Time has little meaning when all you can do is focus on each breath. It could have been ten minutes, it could have been forty. I suspect it was closer to ten minutes because it felt like hours. The blood pressure machine beeps madly every time it checks my blood pressure. I look once and it’s 152/96. My pulse stays near 100. I stop looking, but I can’t stop listening to the machine wailing the warning that my body is in an unhappy place.
A nurse comes in and puts and IV in my left arm. This is the worst needle stick I’ve ever had. She makes me bleed. And not just into the vials she’s collecting. There is a splash of my blood on the bed the size of a good sand-dollar and I don’t know how much on the floor (she had to clean it up and I was too focused on breathing to lean over to look). She collects about five vials of blood, gives me a pain-something medicine, a panic-something medicine, a saline drip (which is good since at this point it’s at least 3:30pm and I haven’t eaten since about 7am and that was just a banana), on the saline drip she puts magnesium sulfate and into the IV a shot of some kind of steroid.
I am left alone.
This is the worst. I am still in pain, telling myself the pain meds will kick in.
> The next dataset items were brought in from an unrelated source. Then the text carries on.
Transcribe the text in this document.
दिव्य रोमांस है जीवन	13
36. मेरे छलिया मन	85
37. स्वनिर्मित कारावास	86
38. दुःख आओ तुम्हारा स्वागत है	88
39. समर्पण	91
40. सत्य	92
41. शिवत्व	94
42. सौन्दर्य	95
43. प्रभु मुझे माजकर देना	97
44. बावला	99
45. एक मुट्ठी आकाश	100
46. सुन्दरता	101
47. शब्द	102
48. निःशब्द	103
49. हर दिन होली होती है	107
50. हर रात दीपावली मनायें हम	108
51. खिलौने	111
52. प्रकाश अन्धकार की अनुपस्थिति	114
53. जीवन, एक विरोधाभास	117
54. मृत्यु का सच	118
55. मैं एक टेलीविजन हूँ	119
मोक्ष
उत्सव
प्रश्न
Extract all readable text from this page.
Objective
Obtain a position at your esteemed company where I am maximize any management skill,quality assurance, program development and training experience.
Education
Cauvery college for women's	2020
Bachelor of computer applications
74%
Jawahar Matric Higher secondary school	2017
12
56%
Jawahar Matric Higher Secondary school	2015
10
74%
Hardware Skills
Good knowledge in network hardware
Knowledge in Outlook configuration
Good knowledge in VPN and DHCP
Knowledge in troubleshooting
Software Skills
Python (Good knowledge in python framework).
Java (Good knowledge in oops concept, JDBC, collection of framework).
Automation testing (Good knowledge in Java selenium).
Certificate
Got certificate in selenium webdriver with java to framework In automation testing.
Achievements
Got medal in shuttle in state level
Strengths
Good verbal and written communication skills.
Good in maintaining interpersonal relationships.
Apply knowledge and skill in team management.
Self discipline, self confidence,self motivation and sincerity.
The room begins to spin, I couldn’t have told you up from down or left from right. I feel my head rolling as my sense of balance vanishes. I am nauseated and gag at least once (gagging when your diaphragm is in pain hurts like hell by the way). I look for a panic button – there isn’t one I can see. I consider trying to stand and get to the door, but I know I can’t. I am afraid of causing myself more harm. I might have blacked out. I might have fallen asleep. I’m not sure.
Sometime later I am aware again and the pain is mildly less. I no longer am breathing with the ragged edge of panic. I no longer feel a need to vomit. I still have no idea how much time has passed, but the heart, blood pressure, and pulse machines are no longer screaming. When the doctor comes in, and listens to my lungs with the orange stethoscope, I know immediately I am going to be discharged. Again, he’s wearing a yellow tissue-paper gown which gets thrown away as he leaves the room. I message to see how I am going to get home.
It isn’t very long now and a nurse comes in to discharge me. They have a folder of prescriptions they want me to fill. My parents are apparently outside and waiting for me at the emergency room entrance. A security guard comes to make sure I’ll be out in a “timely” fashion which I will. At this point, I just want to go home.
I can now walk, though I am extremely glad the ER entrance is not very far. My parents have come to pick me up and I get in their car with a sense of relief and exhaustion. We stop at CVS on the way home to get the prescriptions started. My parents take me home. All I wanted was a hot shower, real food, and pajamas.
As I write this on Monday evening, my diaphragm is almost completely back to normal. I feel it twinge when I yawn or hiccup. Sunday I was still sore and about as strong as a kitten. I couldn’t pick up my kid without pain.
I am convinced I pulled my diaphragm. The only way they could have diagnosed that for certain would have been a CT scan and I don’t entirely blame them for not doing it. They wanted to free that bed up for a potentially more scary case than mine. I hate that I needed help when so much is going on in the world – believe me, if I could have gotten it under control by myself, I would have.
Now, the big question I am asking myself – could I have been exposed to COVID-19? I mean, yes. I was at a hospital and that is a hotbed of where the worst of patients are likely to be. But if I was exposed it was not by one of the staff of the hospital. They were paranoid. They were professional. They were amazing.